Chaos and integrability in triangular billiards
Vijay Balasubramanian, Rathindra Nath Das, Johanna Erdmenger, Zhuo-Yu Xian
TL;DR
This work analyzes quantum dynamics in triangular billiards by classifying triangles via internal angles into integrable, pseudo-integrable, and non-integrable, and by applying five diagnostics that connect spectral behavior to Krylov-space dynamics. Through LSR, SC, Lanczos-variance, Krylov-eigenstate localisation, and spread complexity, the authors reveal systematic transitions: integrable cases show strong degeneracies, large Lanczos variance, and recurrences; generic non-integrable cases display GOE-like statistics with delocalized Krylov states and chaotic spread complexity; pseudo-integrable triangles sit between these regimes, with sector-specific GOE-like behavior in symmetry sectors. The study highlights the crucial role of symmetry (isosceles sectors) and translation-surface topology in shaping quantum chaos signatures, offering a unified Krylov-based framework for comparing integrability and chaos in polygonal billiards. The results provide a path toward applying these diagnostics to more complex quantum systems and quantum-field-theoretic contexts, including holographic models.
Abstract
We characterize quantum dynamics in triangular billiards in terms of five properties: (1) the level spacing ratio (LSR), (2) spectral complexity (SC), (3) Lanczos coefficient variance, (4) energy eigenstate localisation in the Krylov basis, and (5) dynamical growth of spread complexity. The billiards we study are classified as integrable, pseudointegrable or non-integrable, depending on their internal angles which determine properties of classical trajectories and associated quantum spectral statistics.

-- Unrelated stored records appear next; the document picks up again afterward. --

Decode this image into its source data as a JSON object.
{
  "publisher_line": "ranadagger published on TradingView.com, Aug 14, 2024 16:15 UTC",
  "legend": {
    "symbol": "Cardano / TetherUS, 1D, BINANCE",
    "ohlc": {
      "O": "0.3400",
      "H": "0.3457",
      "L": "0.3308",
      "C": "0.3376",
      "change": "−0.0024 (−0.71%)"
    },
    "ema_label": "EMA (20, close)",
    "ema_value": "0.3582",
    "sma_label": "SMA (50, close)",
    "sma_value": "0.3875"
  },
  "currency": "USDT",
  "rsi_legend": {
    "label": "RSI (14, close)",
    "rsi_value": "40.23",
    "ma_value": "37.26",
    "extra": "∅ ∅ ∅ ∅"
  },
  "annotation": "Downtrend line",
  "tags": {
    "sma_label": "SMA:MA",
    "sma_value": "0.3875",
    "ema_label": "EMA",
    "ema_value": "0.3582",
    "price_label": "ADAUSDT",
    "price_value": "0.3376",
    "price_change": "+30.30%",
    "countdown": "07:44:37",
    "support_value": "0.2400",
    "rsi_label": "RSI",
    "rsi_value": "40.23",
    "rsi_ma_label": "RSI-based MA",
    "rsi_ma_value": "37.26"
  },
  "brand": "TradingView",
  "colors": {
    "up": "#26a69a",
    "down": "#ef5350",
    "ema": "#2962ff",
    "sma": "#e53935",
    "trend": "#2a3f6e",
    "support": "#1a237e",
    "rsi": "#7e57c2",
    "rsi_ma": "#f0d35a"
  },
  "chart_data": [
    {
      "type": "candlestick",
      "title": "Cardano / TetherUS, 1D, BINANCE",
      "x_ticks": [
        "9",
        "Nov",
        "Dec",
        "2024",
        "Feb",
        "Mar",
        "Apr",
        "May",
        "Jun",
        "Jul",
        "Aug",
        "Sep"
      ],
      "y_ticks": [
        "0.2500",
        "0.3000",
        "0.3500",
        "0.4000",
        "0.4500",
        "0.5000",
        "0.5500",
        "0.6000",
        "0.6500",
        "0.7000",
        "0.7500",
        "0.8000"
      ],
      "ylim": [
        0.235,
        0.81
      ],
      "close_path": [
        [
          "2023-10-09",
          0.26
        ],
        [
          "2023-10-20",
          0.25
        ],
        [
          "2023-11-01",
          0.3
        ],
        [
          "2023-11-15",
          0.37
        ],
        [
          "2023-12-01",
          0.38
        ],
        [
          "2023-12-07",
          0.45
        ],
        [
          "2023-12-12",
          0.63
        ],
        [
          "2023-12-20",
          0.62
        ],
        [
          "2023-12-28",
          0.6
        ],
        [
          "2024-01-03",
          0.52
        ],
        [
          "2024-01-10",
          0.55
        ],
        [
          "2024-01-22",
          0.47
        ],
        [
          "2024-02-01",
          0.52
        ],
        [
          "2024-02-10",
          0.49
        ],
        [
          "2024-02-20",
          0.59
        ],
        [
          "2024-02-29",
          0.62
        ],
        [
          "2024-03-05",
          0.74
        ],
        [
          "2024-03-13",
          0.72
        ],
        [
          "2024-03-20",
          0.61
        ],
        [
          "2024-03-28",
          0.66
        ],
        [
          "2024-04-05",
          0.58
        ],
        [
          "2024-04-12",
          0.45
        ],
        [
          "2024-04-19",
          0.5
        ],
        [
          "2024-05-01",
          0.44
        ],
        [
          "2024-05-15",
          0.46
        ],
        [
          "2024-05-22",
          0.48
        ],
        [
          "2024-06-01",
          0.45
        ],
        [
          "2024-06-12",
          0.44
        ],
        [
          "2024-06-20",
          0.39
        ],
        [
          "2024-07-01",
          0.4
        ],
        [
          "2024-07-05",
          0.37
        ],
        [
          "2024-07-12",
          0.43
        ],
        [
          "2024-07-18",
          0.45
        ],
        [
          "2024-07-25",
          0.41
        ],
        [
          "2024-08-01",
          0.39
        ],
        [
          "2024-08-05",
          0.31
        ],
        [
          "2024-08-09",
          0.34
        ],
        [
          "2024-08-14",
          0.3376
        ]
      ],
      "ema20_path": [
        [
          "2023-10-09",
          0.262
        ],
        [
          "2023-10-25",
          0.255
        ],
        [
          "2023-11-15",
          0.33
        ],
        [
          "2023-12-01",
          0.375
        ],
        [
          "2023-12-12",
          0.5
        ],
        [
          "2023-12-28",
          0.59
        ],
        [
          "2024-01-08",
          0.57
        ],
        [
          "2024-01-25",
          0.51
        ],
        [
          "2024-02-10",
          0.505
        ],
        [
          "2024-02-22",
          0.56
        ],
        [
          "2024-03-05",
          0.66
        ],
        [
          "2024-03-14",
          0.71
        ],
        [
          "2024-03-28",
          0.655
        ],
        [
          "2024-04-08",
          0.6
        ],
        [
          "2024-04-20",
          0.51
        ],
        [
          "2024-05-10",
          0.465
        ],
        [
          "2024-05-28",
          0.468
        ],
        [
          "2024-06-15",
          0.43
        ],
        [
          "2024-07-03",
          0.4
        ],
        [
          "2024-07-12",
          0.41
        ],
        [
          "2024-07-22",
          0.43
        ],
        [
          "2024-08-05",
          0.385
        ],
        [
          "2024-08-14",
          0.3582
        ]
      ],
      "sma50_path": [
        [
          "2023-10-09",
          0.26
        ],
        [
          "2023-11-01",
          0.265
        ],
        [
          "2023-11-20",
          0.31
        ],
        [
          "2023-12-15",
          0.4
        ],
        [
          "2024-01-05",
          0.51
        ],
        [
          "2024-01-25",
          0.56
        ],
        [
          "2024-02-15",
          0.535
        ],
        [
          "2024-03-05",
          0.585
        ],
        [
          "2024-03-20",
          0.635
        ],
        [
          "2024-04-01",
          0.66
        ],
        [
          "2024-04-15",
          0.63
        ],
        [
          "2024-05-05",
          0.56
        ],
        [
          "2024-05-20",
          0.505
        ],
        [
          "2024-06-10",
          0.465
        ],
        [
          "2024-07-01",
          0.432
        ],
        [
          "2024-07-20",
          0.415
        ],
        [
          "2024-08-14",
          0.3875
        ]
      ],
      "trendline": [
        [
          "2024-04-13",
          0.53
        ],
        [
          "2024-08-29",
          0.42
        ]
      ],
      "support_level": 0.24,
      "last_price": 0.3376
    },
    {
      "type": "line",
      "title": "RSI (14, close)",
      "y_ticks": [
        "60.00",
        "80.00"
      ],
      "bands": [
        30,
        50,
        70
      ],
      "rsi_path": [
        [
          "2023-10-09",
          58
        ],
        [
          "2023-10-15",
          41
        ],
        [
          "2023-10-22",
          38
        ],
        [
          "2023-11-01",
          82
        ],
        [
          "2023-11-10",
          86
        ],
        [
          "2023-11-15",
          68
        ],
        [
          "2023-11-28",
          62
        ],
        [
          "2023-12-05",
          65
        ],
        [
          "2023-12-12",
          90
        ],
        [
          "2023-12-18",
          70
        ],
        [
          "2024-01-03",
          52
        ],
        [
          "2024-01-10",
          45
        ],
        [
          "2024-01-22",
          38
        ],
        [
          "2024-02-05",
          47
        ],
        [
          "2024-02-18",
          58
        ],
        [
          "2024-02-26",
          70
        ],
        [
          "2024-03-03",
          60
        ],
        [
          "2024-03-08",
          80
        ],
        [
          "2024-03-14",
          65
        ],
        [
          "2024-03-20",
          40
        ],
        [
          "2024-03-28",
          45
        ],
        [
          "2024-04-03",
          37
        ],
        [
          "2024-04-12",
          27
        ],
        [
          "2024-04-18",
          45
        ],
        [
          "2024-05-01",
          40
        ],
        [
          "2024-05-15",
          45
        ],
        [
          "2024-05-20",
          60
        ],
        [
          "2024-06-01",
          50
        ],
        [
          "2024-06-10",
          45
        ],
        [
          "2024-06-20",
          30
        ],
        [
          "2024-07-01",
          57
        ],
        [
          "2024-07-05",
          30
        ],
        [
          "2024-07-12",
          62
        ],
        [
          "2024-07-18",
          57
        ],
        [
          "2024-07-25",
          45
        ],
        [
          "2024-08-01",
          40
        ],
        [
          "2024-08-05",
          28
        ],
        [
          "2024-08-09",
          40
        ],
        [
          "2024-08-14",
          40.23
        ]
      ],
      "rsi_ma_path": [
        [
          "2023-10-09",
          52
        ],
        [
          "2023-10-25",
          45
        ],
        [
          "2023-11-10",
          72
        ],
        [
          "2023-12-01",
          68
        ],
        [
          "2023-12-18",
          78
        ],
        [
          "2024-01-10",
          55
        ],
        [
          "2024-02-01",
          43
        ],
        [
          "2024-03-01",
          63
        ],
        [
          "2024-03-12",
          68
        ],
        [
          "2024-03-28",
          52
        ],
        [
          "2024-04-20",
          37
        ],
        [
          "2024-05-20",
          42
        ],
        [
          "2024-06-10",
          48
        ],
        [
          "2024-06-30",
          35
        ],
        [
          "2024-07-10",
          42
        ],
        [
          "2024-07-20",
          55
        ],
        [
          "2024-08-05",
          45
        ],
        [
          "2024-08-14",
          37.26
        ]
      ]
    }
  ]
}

A consistent picture emerges when transitioning from integrable to non-integrable triangles: (1) LSRs increase; (2) spectral complexity growth slows down; (3) Lanczos coefficient variances decrease; (4) energy eigenstates delocalize in the Krylov basis; and (5) spread complexity increases, displaying a peak prior to a plateau instead of recurrences. Pseudo-integrable triangles deviate by a small amount in these charactertistics from non-integrable ones, which in turn approximate models from the Gaussian Orthogonal Ensemble (GOE). Isosceles pseudointegrable and non-integrable triangles have independent sectors that are symmetric and antisymmetric under a reflection symmetry. These sectors separately reproduce characteristics of the GOE, even though the combined system approximates characteristics expected from integrable theories with Poisson distributed spectra.